Although the ruling does not address hiring or employment practices directly, many who specialize in diversity, equity, and inclusion (DEI) issues said that there are a number of implications for employers. Despite a clear demand from employees for a more equitable and inclusive approach to hiring and promotion, the Supreme Court ruling could open the door for lawsuits and challenges to DEI programs and produce a chilling effect for companies seeking to promote diversity.
What the Supreme Court said The ruling found that race-conscious admissions programs at Harvard and the University of North Carolina were unlawful, adding that race could still be included in discussions such as essays by applicant students. The vote was 6 to 3, with the court’s more liberal members offering blistering dissents noting the overturning of precedent and the controversial application of “color-blind” reasoning.
“The six unelected members of today’s majority upend the status quo based on their policy preferences about what race in America should be like, but is not, and their preferences for a veneer of colorblindness in a society where race has always mattered and continues to matter in fact and in law,” wrote Justice Sotomayor in dissent.
However, Chief Justice John Roberts continued to champion the idea that the only way to avoid discrimination is to end any type of discrimination, even in policies which seek to address historic inequities.
“The Harvard and U.N.C. admissions programs cannot be reconciled with the guarantees of the equal protection clause,” Roberts wrote. “[These] programs lack sufficiently focused and measurable objectives warranting the use of race, unavoidably employ race in a negative manner, involve racial stereotyping and lack meaningful end points.”
The impact on employers
Many observers said that the ruling does not directly apply to the employment world. But considering the flurry of lawsuits being brought by conservative activists and the eagerness of the Supreme Court’s conservative majority to wade into these issues, it is very possible that this version of “colorblindness” could become a legal issue for employers as well.
Krissy Katzenstein, a partner in the Employment & Compensation Practice Group in Baker McKenzie’s New York office, said the ruling could well have reverberations in the workplace. “While not directly applicable to private sector employers, it does reaffirm the long-standing law in the employment space that protected characteristics generally may not be taken into account when making employment decisions,” she said. “Employers should expect continued scrutiny of their [DEI] programs following today’s decision with arguments that these programs impermissibly treat protected characteristics as plus factors, which is unlawful and cannot be justified by the broader goal of a more inclusive, diverse, and equitable workforce. We can expect to see increased litigation in this space in the coming months.”

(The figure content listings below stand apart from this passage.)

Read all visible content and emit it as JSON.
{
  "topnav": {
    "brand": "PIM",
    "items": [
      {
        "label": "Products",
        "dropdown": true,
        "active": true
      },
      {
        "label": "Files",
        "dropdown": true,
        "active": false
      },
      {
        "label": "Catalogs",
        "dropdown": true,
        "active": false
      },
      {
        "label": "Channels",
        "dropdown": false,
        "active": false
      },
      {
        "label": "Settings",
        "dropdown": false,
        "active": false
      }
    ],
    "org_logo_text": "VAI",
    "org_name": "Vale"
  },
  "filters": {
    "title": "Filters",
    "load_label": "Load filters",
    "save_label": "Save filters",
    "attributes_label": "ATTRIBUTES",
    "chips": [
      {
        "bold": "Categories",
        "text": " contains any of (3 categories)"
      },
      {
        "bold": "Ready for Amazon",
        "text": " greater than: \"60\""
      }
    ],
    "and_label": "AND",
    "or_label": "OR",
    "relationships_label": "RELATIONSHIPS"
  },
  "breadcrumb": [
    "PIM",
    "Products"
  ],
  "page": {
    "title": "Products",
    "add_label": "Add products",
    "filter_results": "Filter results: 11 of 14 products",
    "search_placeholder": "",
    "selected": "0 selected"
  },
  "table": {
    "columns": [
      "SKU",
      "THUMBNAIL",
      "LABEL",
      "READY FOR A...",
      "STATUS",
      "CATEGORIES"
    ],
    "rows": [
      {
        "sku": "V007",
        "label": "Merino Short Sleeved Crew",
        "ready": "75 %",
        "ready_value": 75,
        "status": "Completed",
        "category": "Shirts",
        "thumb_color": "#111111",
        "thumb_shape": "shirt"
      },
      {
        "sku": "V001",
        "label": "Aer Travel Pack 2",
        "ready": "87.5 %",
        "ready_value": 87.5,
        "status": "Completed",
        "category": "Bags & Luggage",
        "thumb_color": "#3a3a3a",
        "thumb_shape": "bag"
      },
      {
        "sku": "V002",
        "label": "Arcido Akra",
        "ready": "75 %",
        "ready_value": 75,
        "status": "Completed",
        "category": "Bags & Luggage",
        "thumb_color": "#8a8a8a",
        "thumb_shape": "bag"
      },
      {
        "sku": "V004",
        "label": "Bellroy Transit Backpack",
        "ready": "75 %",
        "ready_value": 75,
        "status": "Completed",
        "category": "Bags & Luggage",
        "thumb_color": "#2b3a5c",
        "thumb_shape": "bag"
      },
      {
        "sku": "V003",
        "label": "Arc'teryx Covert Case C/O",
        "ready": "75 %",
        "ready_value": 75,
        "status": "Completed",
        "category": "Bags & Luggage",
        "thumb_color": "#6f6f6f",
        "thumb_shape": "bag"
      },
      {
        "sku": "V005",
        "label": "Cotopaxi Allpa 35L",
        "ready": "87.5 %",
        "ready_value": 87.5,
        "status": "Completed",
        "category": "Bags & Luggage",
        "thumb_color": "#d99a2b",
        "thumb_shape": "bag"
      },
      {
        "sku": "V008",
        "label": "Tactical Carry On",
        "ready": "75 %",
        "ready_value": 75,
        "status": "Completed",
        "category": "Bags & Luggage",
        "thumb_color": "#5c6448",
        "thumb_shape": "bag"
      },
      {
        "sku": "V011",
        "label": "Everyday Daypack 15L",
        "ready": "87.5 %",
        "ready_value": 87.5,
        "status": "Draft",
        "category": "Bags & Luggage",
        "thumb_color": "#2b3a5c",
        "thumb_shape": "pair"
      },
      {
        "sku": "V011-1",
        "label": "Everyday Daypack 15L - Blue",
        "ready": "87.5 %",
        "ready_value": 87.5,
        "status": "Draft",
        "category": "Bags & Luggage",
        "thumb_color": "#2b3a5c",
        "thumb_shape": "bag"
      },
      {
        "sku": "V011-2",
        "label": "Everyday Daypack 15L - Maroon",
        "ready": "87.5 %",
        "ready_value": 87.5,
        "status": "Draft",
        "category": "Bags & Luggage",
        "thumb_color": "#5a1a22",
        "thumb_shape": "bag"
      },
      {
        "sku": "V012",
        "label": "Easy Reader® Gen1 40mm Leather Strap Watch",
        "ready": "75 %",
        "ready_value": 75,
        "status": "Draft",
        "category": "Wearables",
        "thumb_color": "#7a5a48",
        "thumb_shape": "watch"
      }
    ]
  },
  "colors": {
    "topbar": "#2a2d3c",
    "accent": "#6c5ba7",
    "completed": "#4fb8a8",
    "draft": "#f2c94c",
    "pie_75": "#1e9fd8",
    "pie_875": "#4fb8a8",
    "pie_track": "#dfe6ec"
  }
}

Kyle Holm, VP of total rewards at Sequoia Consulting Group noted that his firm’s research showed that a majority (59%) of companies currently have a DEI program in place, and nearly one-third of those (28%) have a DEI specialist responsible for hiring candidates with diverse backgrounds, with DEI-related programs continuing to grow in 2023.
Holm added that the ruling could have an impact in several areas. “With affirmative action policies overturned, it remains to be seen what implication the Supreme Court’s decision will have on other legislation,” he said. “For example, pay transparency laws were established to level the playing field for underrepresented groups in the workforce — part of a broader push to change the imbalance of information around compensation.”
And one direct outcome of canceling a tool for increasing the number of minority college graduates in the U.S. is likely to be a smaller pool of diverse job candidates, noted Milena Berry, CEO of PowerToFly, a diversity recruitment and retention platform.
Related: Workplace reverse-discrimination claims likely to surge in wake of Supreme Court ruling
“The end of affirmative action in college admissions will make it even harder for corporations to reach their DEI goals,” Berry said. “First, there could be a reduced pool of diverse candidates entering the workforce, which could make it more challenging for companies to maintain or improve diversity within their organizations.
“Second, the end of affirmative action in college admissions could lead to debates and potential legal challenges around the use of race-conscious policies in employment practices. Companies may need to navigate changing legal landscapes and potentially adjust their diversity and inclusion strategies accordingly.”